In two hours you published six versions of this program. This is the
latest according to my news server but I have no idea if it is the
latest you published. Keeping the title the same is good but maybe
you should put a version number in the code.

int strend( char*, char*, int );



int main( void )
{
int arrsize;
char s[] = "Love";
char t[] = "e";

arrsize = (int) sizeof(t) / sizeof(char);

printf("\n%d\n", strend(s,t, arrsize));


return EXIT_SUCCESS;
}



int strend( char* s, char* t, int n )

n is 2 since t contains 'e' and '\0'.

{
char *ps, *pt;

for( ; *s != '\0'; s++ )
{
for( ps = s, pt = t; *t == *ps; t++, ps++ )
{
if ( n <= 1)

When does n ever change?

{
return 0;
}
else if ( *t == '\0' && *ps != '\0' )
{
return 1;
}
}

}

return 0;
}

Remove del for email

 

[Richard]

You are confusing arrays and strings. A string is a sequence of

You dispute that the size needed to store the empty string is 1?

 

[Philip Potter]

You dispute that the size needed to store the empty string is 1?

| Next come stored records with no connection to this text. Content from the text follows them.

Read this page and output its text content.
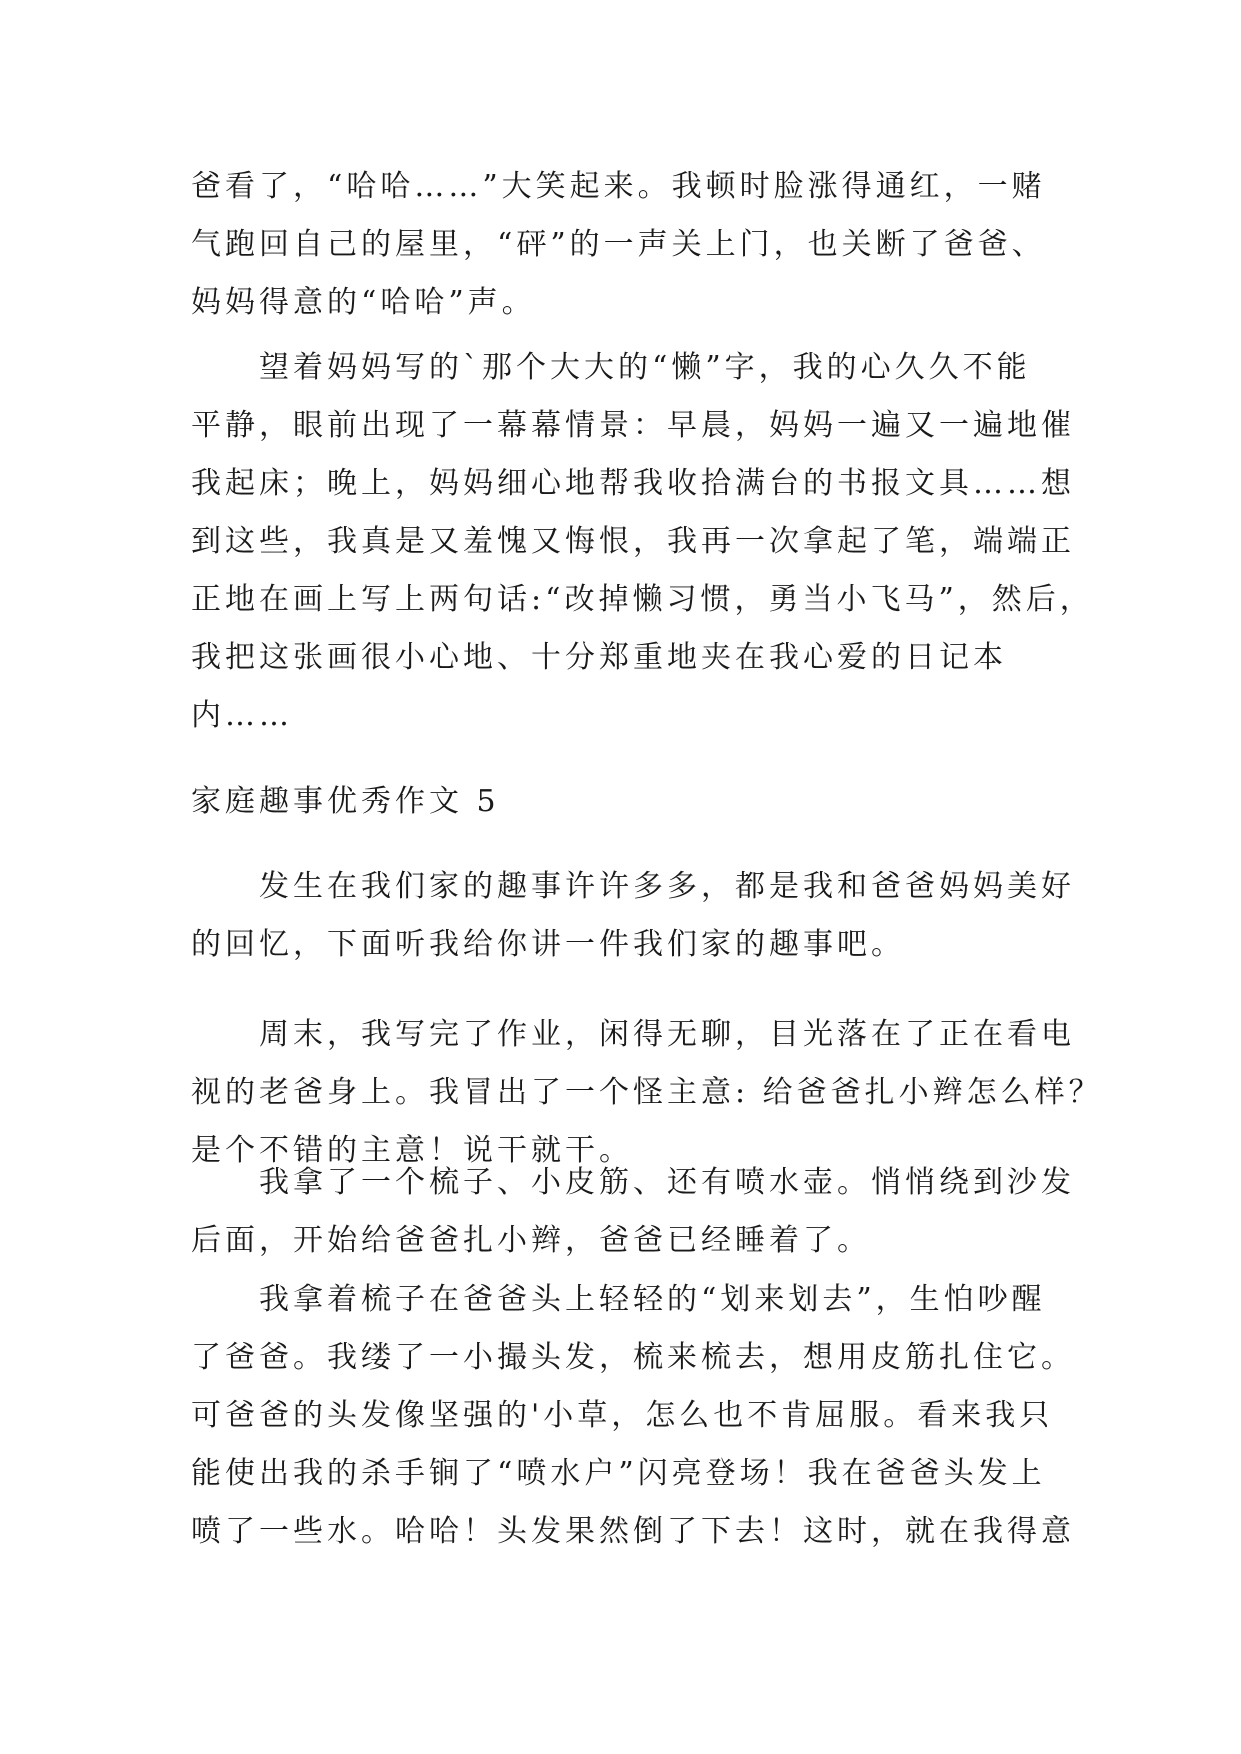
爸看了，“哈哈……”大笑起来。我顿时脸涨得通红，一赌
气跑回自己的屋里，“砰”的一声关上门，也关断了爸爸、
妈妈得意的“哈哈”声。
望着妈妈写的`那个大大的“懒”字，我的心久久不能
平静，眼前出现了一幕幕情景：早晨，妈妈一遍又一遍地催
我起床；晚上，妈妈细心地帮我收拾满台的书报文具……想
到这些，我真是又羞愧又悔恨，我再一次拿起了笔，端端正
正地在画上写上两句话:“改掉懒习惯，勇当小飞马”，然后，
我把这张画很小心地、十分郑重地夹在我心爱的日记本
内……
家庭趣事优秀作文 5
发生在我们家的趣事许许多多，都是我和爸爸妈妈美好
的回忆，下面听我给你讲一件我们家的趣事吧。
周末，我写完了作业，闲得无聊，目光落在了正在看电
视的老爸身上。我冒出了一个怪主意: 给爸爸扎小辫怎么样？
是个不错的主意！说干就干。
我拿了一个梳子、小皮筋、还有喷水壶。悄悄绕到沙发
后面，开始给爸爸扎小辫，爸爸已经睡着了。
我拿着梳子在爸爸头上轻轻的“划来划去”，生怕吵醒
了爸爸。我缕了一小撮头发，梳来梳去，想用皮筋扎住它。
可爸爸的头发像坚强的'小草，怎么也不肯屈服。看来我只
能使出我的杀手锏了“喷水户”闪亮登场！我在爸爸头发上
喷了一些水。哈哈！头发果然倒了下去！这时，就在我得意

No. I dispute that "the empty string has size = 1", which is a different
statement entirely. The sizeof operator cannot accept strings as an
argument (though it can tell you the size of a char[] or a char *). As a
result, it is meaningless to talk about the size of a string, only the
length.

 

[Hallvard B Furuseth]

No. I dispute that "the empty string has size = 1", which is a
different statement entirely. The sizeof operator cannot accept
strings as an argument

What gave you that idea? Yes it can. Try.

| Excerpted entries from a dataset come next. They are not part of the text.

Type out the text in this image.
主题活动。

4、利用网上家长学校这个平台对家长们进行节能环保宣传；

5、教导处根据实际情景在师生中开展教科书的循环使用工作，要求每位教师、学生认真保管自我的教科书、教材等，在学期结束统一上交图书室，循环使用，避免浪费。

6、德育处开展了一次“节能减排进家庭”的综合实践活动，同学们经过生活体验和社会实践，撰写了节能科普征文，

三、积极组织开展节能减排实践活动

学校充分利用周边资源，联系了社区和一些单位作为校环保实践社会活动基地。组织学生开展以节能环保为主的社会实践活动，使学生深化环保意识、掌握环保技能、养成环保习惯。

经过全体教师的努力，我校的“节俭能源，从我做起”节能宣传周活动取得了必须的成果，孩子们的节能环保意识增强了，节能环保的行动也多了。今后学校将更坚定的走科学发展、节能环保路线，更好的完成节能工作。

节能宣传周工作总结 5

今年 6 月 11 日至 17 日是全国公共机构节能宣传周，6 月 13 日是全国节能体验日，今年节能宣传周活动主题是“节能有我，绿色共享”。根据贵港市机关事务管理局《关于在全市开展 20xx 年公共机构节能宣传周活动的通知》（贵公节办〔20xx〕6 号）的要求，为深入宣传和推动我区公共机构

OTOH it's not much use to apply it to a pointer variable which has been
assigned a string.

 

[Philip Potter]

What gave you that idea? Yes it can. Try.

Let's give it a go:

char a[59] = "String 1";
char b[] = "String 2";
char *p = "String 3";

Now, sizeof a tells me the size of the array a, which is 59. The fact
that a contains, in its first 9 bytes, a string of length 8, is neither
here nor there.

sizeof b tells me the size of the array b, which is 9. The fact that it
contains, in its entirety, a string of length 8, is no more relevant
than it was before. The value of the object has no effect on the size of
the object.

sizeof p tells me the size of the pointer p, which is
implementation-defined, but certainly doesn't depend on the length of
the string literal it points to.

I really can't think of anything else which I might try to put into
sizeof to get the size of a string. Perhaps sizeof "String 4" - but
that's the size of a string literal, which is not a string, but a char
[] which contains a string. Besides, once you've used sizeof on a string
literal, you've lost the only reference you had to it.

If I am mistaken, and there is some obscure syntax which will get the
/string itself/ as the operand of sizeof, and not some object which
contains the string or points to the string, please enlighten me.

OTOH it's not much use to apply it to a pointer variable which has been
assigned a string.

A string, according to the Standard, is a contiguous sequence of
characters terminated by and including the first null character.

The sizeof operator operates on types, whether directly or indirectly.
'sizeof(type_t)' tells you the size, in bytes, of an object of type
type_t. 'sizeof x' tells you the size, in bytes, of the object x, which
is determined purely by its type. A string is not a type. Therefore, the
sizeof operator cannot operate on strings.